An Ornithologist's Guide to Life: Stories

I chewed on my bottom lip, eating off the remnants of the lipstick I’d worn to the party. I wanted him back so badly my knees were shaking. “You look beautiful,” Zane said.

“Where’s Alice? I mean, New Year’s Eve and all that.”

Zane finished off another cookie before he answered. “We’re discussing our relationship,” he said finally. “What was good. What was bad. Why it turned sour.”

“Isn’t that all old news? When I met you, you two had broken up. A fait accompli.”

“She knows how much I love you. We’re both taking some time to think. To decide.”

I squeezed my eyes shut so I didn’t have to look at him. He isn’t coming back, I told myself.

“Beth?” Zane said softly.

I opened my eyes. “I don’t want to see you until you’ve made up your mind,” I said.

Later, I was shocked at my firmness. I lay alone in our bed, feeling our baby roll and tumble, and wondering where I’d gotten the strength to throw Zane out when what I really wanted was to wrap myself around him and never let go.

AFTER THE SNOW melted and spring threatened, the rain came, turning our backyard into mud. I spent my weekends buying baby clothes, tiny things called Onesies and Sleepers. I refinished a crib, painted plump animals in bright primary colors on the walls of the nursery, interviewed nannies.

I still baked, but now it was simple things—sugar cookies for Valentine’s Day, apple pie, pound cake. Aurora missed the fancy stuff, but my neighbors seemed relieved. “Oh, spice cake! How wonderful!” Mrs. Grady told me. Things were starting to change.

The only thing that remained constant was that I was still waiting for Zane to make up his mind. Sometimes when he called, I almost picked up the phone. Almost, but I resisted. Instead, I did my prenatal Jane Fonda exercises and practiced my breathing.

“A spring baby is the best kind,” Aurora told me. She was my birthing partner, and after class she always came over for coffee and dessert.

“Guess what?” she said, nibbling on her oatmeal cookie. “Arnie and Chloe are getting married.”

“So soon?”

Our eyes met for an instant.

“You know,” Aurora said, “sometimes, maybe there is such a thing as love at first sight. What do I know?
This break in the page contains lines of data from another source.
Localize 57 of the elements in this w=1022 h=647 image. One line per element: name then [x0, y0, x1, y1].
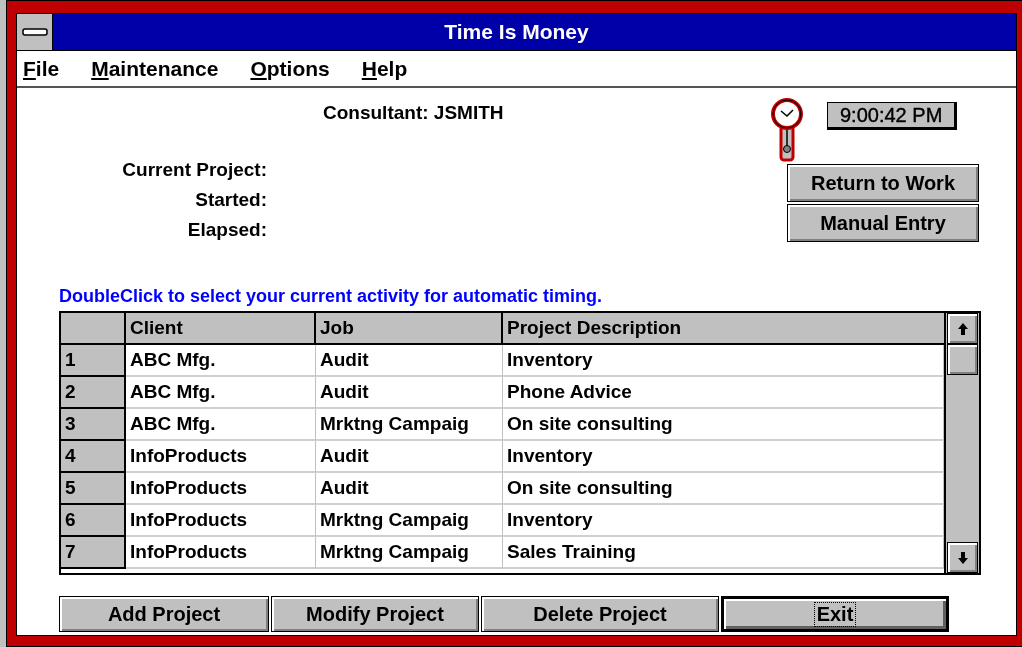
table-cell: Mrktng Campaig [316, 409, 503, 441]
table-cell: Phone Advice [503, 377, 944, 409]
menu-item[interactable]: Maintenance [91, 56, 219, 81]
table-cell: InfoProducts [126, 473, 316, 505]
table-cell: Audit [316, 473, 503, 505]
field-label: Started: [195, 188, 267, 212]
menu-item[interactable]: File [23, 56, 60, 81]
row-header[interactable]: 3 [61, 409, 126, 441]
down-arrow-icon [956, 550, 969, 565]
action-button[interactable]: Add Project [59, 596, 269, 632]
action-button[interactable]: Modify Project [271, 596, 479, 632]
consultant-label: Consultant: JSMITH [323, 102, 504, 123]
pendulum-clock-icon [771, 98, 803, 162]
scroll-up-button[interactable] [947, 313, 978, 344]
menu-item[interactable]: Options [250, 56, 330, 81]
minus-bar-icon [21, 28, 48, 36]
table-cell: Audit [316, 441, 503, 473]
column-header: Project Description [503, 313, 944, 345]
table-cell: On site consulting [503, 473, 944, 505]
table-cell: Mrktng Campaig [316, 505, 503, 537]
table-cell: Inventory [503, 345, 944, 377]
table-cell: ABC Mfg. [126, 345, 316, 377]
row-header[interactable]: 5 [61, 473, 126, 505]
menu-item[interactable]: Help [361, 56, 408, 81]
row-header[interactable]: 4 [61, 441, 126, 473]
row-header[interactable]: 1 [61, 345, 126, 377]
table-cell: ABC Mfg. [126, 409, 316, 441]
table-cell: Sales Training [503, 537, 944, 569]
table-cell: On site consulting [503, 409, 944, 441]
table-cell: InfoProducts [126, 505, 316, 537]
action-button[interactable]: Delete Project [481, 596, 719, 632]
row-header[interactable]: 6 [61, 505, 126, 537]
system-menu-button[interactable] [17, 14, 53, 50]
action-button[interactable]: Exit [721, 596, 949, 632]
field-label: Current Project: [122, 158, 267, 182]
table-cell: InfoProducts [126, 441, 316, 473]
table-cell: Audit [316, 377, 503, 409]
column-header: Job [316, 313, 503, 345]
table-cell: Mrktng Campaig [316, 537, 503, 569]
row-header[interactable]: 7 [61, 537, 126, 569]
side-button[interactable]: Manual Entry [787, 204, 979, 242]
scroll-down-button[interactable] [947, 542, 978, 573]
scroll-thumb[interactable] [947, 344, 978, 375]
column-header: Client [126, 313, 316, 345]
table-cell: Inventory [503, 441, 944, 473]
up-arrow-icon [956, 321, 969, 336]
field-label: Elapsed: [187, 218, 267, 242]
side-button[interactable]: Return to Work [787, 164, 979, 202]
table-cell: Inventory [503, 505, 944, 537]
instruction-text: DoubleClick to select your current activity for automatic timing. [59, 286, 603, 306]
row-header[interactable]: 2 [61, 377, 126, 409]
clock-time-display: 9:00:42 PM [827, 102, 958, 130]
table-cell: InfoProducts [126, 537, 316, 569]
vertical-scrollbar[interactable] [944, 313, 979, 573]
table-cell: Audit [316, 345, 503, 377]
window-title: Time Is Money [443, 19, 590, 45]
table-cell: ABC Mfg. [126, 377, 316, 409]
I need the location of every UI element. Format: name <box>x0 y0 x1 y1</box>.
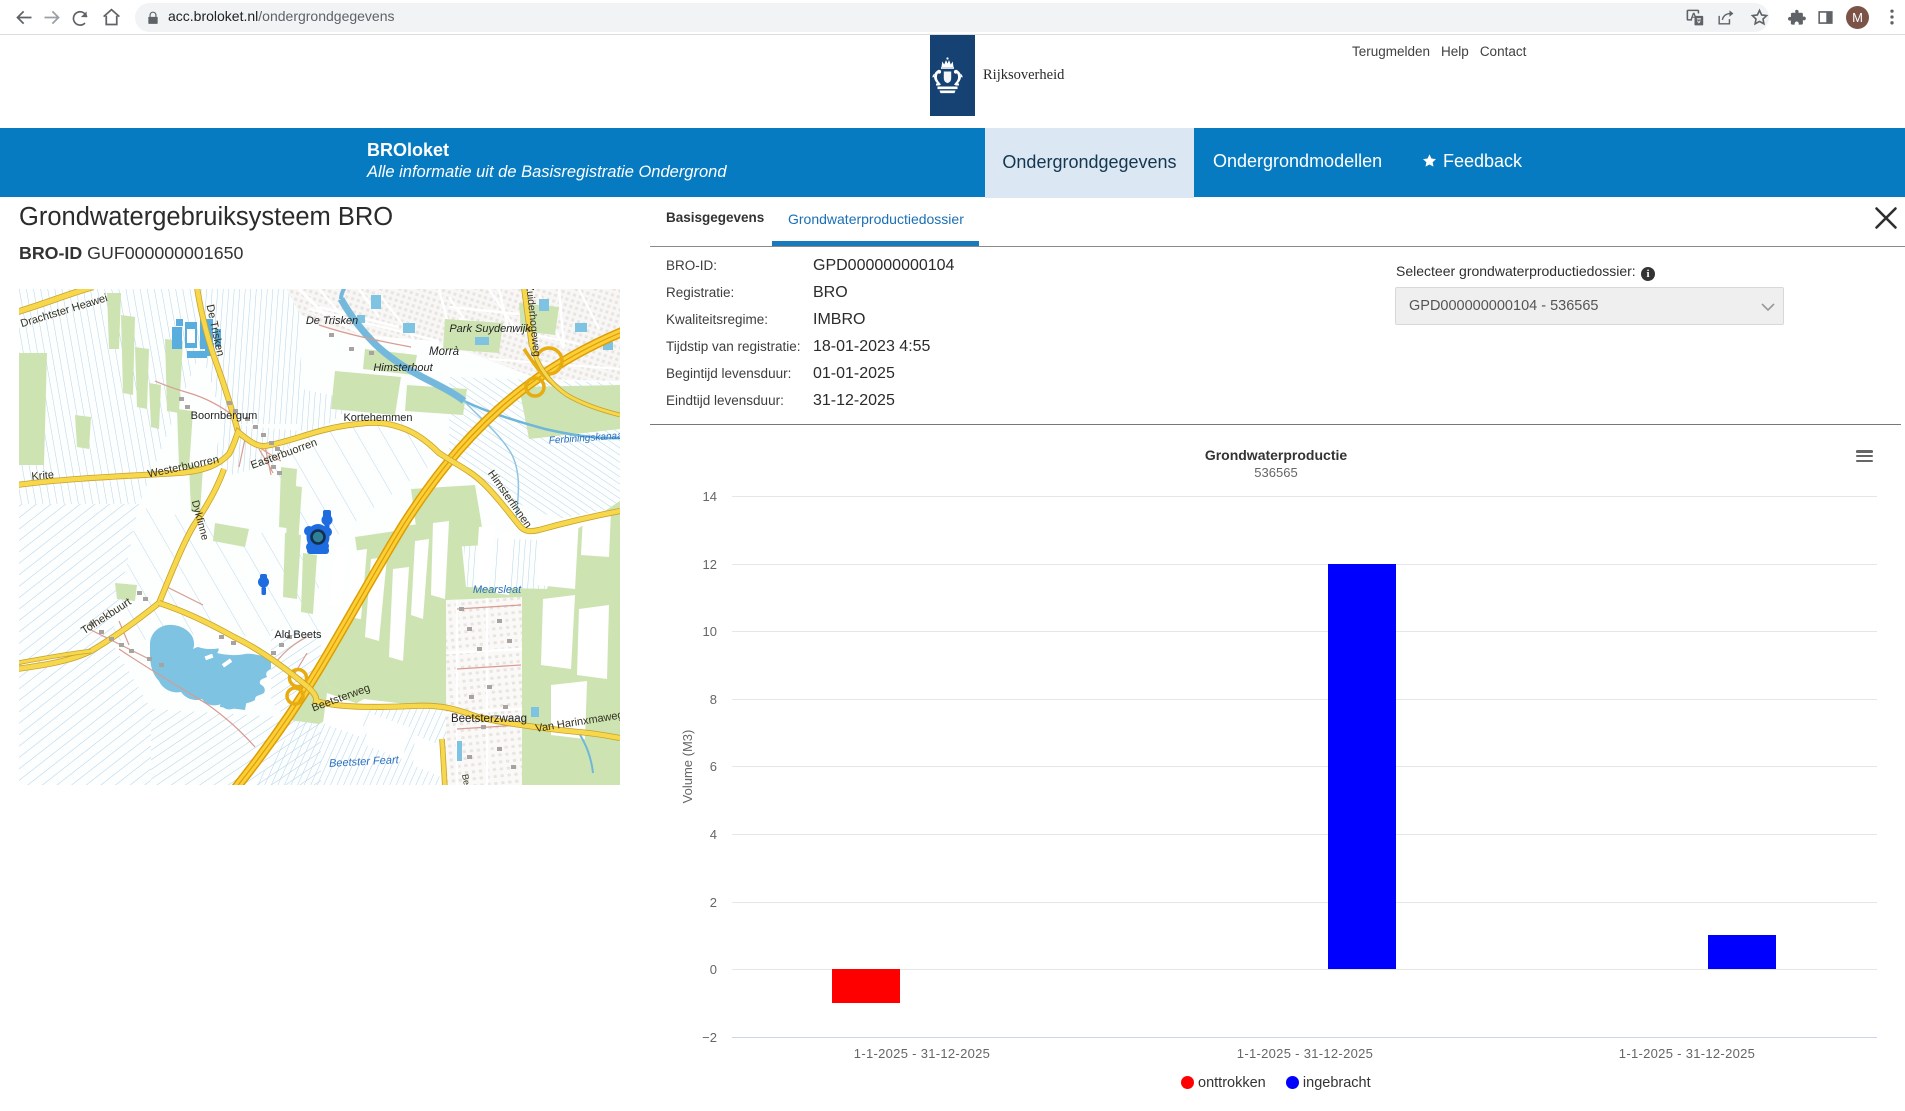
svg-text:Beetsterzwaag: Beetsterzwaag <box>451 713 527 725</box>
svg-text:Kortehemmen: Kortehemmen <box>343 412 412 424</box>
svg-text:Boornbergum: Boornbergum <box>191 410 258 422</box>
svg-text:Krite: Krite <box>31 469 55 483</box>
svg-text:Mearsleat: Mearsleat <box>473 584 522 596</box>
svg-text:Himsterhout: Himsterhout <box>373 362 433 374</box>
svg-text:Morrà: Morrà <box>429 346 460 358</box>
svg-text:Park Suydenwijk: Park Suydenwijk <box>449 323 531 335</box>
svg-text:Ald Beets: Ald Beets <box>274 629 322 641</box>
svg-text:Be: Be <box>460 773 472 785</box>
svg-text:De Trisken: De Trisken <box>306 315 358 327</box>
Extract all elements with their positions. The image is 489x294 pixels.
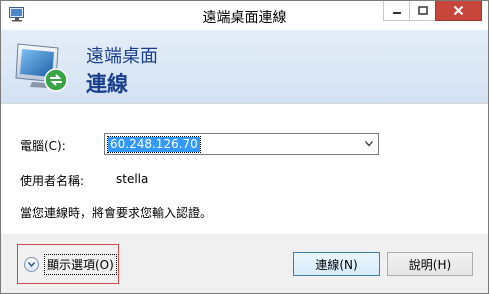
computer-value[interactable]: 60.248.126.70 [107, 136, 201, 153]
computer-combobox[interactable]: 60.248.126.70 [104, 133, 379, 155]
chevron-down-icon[interactable] [365, 141, 373, 147]
computer-label: 電腦(C): [20, 139, 66, 153]
header-subtitle: 遠端桌面 [86, 46, 158, 67]
expand-chevron-icon [24, 257, 39, 272]
dialog-footer: 顯示選項(O) 連線(N) 說明(H) [1, 234, 488, 293]
credentials-info-text: 當您連線時，將會要求您輸入認證。 [20, 206, 213, 220]
show-options-button[interactable]: 顯示選項(O) [17, 244, 119, 284]
minimize-icon [392, 11, 401, 14]
title-bar[interactable]: 遠端桌面連線 [1, 1, 488, 30]
help-button[interactable]: 說明(H) [387, 252, 473, 276]
maximize-icon [417, 5, 428, 15]
connect-button[interactable]: 連線(N) [293, 252, 380, 276]
minimize-button[interactable] [383, 1, 409, 21]
header-banner: 遠端桌面 連線 [1, 30, 488, 104]
maximize-button[interactable] [409, 1, 435, 21]
connection-form: 電腦(C): 60.248.126.70 使用者名稱: stella 當您連線時… [1, 104, 488, 234]
close-icon [453, 5, 464, 16]
username-value: stella [116, 172, 149, 186]
close-button[interactable] [435, 1, 482, 21]
header-title: 連線 [86, 72, 128, 96]
remote-desktop-window: 遠端桌面連線 遠端桌面 連線 電腦(C): 60.248.126.70 使用者名… [0, 0, 489, 294]
show-options-label: 顯示選項(O) [44, 254, 117, 275]
remote-desktop-monitor-icon [15, 43, 68, 92]
username-label: 使用者名稱: [20, 174, 85, 188]
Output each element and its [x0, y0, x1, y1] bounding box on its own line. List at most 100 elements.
I’ve had sixteen boyfriends in eight years.” She caught my gaze again. “You never know.”

“That’s for sure.”

“I think he’s going to come back,” Aurora said. “How could he not? He’s just being a typical man. Considering his options. Stuff he should have done first.”

WHEN ZANE DID come back, it was raining. Hard. I had just frosted a dozen chocolate cupcakes and sprinkled them with multicolored jimmies. Outside, our yard was bursting with life—bright crocuses and tulips, lime green buds on the tips of tree branches. My due date was two weeks away, and everything was ready.

I heard Zane’s car pull up, heard him swear as he stepped into some mud. I was upstairs, getting ready for bed. I went to the window and watched as he made the slippery route back home.

He rang the doorbell. But instead of answering it, I opened the window and pressed my face to the screen. The rain felt warm against my skin.

“Hi,” I said.

Zane stepped back to get a good look at me. He didn’t have on a raincoat or hat, and water streamed down his face, matted his hair to his head.

“Let me in,” he said. “It’s pouring.”

“What do you want?” I called down. “I was just going to bed.”

“You, Beth,” He said. I could see his dazzling smile even from that distance, even in the dark and rain. “I want you.”

I stared down at him. He looked, I thought, very small.

“Beth,” he said. “Come on. I’m soaked.”

But all I did was shake my head.

“Come on,” he said again, leaning his head back to try to see me more clearly.

“Zane,” I said, “I don’t know if I want you to come back.”

He laughed. “Very funny,” he said. When I didn’t answer, he shouted, “What about our baby? What about us?”

“I don’t know,” I told him, which was only half true. I felt certain about the baby, but about us I really didn’t have a clue. “I guess I need some time. To think. To decide.”

“But I love you,” he said.

“I know,” I said. Then I stepped back from the window.

He stood out there a very long time. But finally, I heard the car door slam shut, the tires spin in the mud, then Zane driving away. That was when I made my way downstairs, into the kitchen. My cupcakes were lined up, shining with chocolate and colorful sprinkles. I removed the plastic wrap and sank my teeth into a cupcake. In the morning, I would call Aurora, I would practice my breathing, I would pick a bouquet of spring flowers. But for right then, I wanted nothing more than to sit and enjoy what I had made. It had been too long since I’d had something that sweet.